In November 2008, researchers at Google published an article in the journal Nature about Google Flu Trends (GFT) – a model that used hundreds of billions of US consumer searches on Google about influenza during the years 2003-2008 to predict the incidence of the flu. Google scientists did not use any prior knowledge of influenza; instead they analysed more than 50 million of the most commonly used search queries to automatically select the best-fitting search terms by estimating 450 million different models. The final model, which used a mere 45 search terms, was used to predict rate of flu in several US regions and these results were compared with the actual incidence of influenza as reported by the Centers for Disease Control (CDC). The paper reported an incredible accuracy rate with correlations between actual and predicted influenza rates between 0.90 and 0.97.1
While proponents of big data had been around for many years before the Google study, this article soon became the poster child for the promise of big data. It came on the heels of a provocative article by Chris Anderson, editor of Wired magazine, who argued that big data heralds a new age where theory and expert knowledge of a subject matter are irrelevant. Google scientists were neither experts in influenza nor did they build any sophisticated theory about the reasons for the propagation of the disease. Instead they leveraged the vast amount of data to “speak” for itself. This emboldened the champions of big data, and soon the popular press and technology blogs were filled with the visions of a new era of big data.

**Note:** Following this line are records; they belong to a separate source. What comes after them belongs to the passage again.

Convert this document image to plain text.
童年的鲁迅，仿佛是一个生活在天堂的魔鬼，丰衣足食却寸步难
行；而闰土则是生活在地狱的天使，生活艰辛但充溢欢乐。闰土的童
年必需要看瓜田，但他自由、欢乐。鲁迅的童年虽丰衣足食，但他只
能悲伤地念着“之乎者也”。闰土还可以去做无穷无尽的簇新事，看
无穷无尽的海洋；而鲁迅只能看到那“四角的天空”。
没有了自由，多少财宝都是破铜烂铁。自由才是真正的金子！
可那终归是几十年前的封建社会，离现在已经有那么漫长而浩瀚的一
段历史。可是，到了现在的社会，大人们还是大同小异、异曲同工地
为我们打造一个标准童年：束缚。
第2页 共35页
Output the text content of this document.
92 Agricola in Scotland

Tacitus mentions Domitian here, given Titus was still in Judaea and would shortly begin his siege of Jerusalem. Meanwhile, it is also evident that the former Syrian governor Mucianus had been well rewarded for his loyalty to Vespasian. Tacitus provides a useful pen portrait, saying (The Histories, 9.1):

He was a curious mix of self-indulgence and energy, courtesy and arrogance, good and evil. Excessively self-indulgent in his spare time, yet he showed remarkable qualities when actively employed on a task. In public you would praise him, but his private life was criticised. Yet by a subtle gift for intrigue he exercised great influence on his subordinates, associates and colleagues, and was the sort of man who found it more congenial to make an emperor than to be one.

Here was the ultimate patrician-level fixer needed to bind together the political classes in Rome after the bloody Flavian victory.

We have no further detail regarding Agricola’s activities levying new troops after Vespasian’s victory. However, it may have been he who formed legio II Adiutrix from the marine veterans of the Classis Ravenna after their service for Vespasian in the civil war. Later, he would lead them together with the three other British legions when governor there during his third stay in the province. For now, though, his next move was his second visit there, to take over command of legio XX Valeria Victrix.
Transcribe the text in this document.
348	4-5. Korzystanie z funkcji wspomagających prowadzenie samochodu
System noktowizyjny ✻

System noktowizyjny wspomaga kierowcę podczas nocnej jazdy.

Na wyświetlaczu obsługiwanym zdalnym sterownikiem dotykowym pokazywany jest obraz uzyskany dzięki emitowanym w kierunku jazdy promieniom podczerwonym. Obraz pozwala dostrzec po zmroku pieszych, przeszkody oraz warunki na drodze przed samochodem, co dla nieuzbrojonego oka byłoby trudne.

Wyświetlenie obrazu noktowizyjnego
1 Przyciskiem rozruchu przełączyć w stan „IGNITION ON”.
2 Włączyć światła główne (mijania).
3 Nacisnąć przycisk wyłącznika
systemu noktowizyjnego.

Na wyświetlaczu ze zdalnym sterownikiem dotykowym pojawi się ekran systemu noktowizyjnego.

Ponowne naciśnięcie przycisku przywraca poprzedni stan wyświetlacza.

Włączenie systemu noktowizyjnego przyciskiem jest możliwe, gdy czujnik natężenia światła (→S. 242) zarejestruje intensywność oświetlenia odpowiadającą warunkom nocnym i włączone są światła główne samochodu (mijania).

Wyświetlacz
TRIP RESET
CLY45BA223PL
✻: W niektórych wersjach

An article in the March 2014 issue of the journal Science sent a serious blow to this hype by reporting that, since August 2011, GFT had overestimated the rate of flu for 100 of the last 108 weeks.2 In some weeks, GFT predictions were almost double the actual incidence of flu. This article opened the floodgates of criticisms about big data and the hype surrounding it. Articles with titles such as “Big data: are we making a big mistake?”3 or “Eight (no, Nine!) Problems with Big Data,”4 now started showing up everywhere.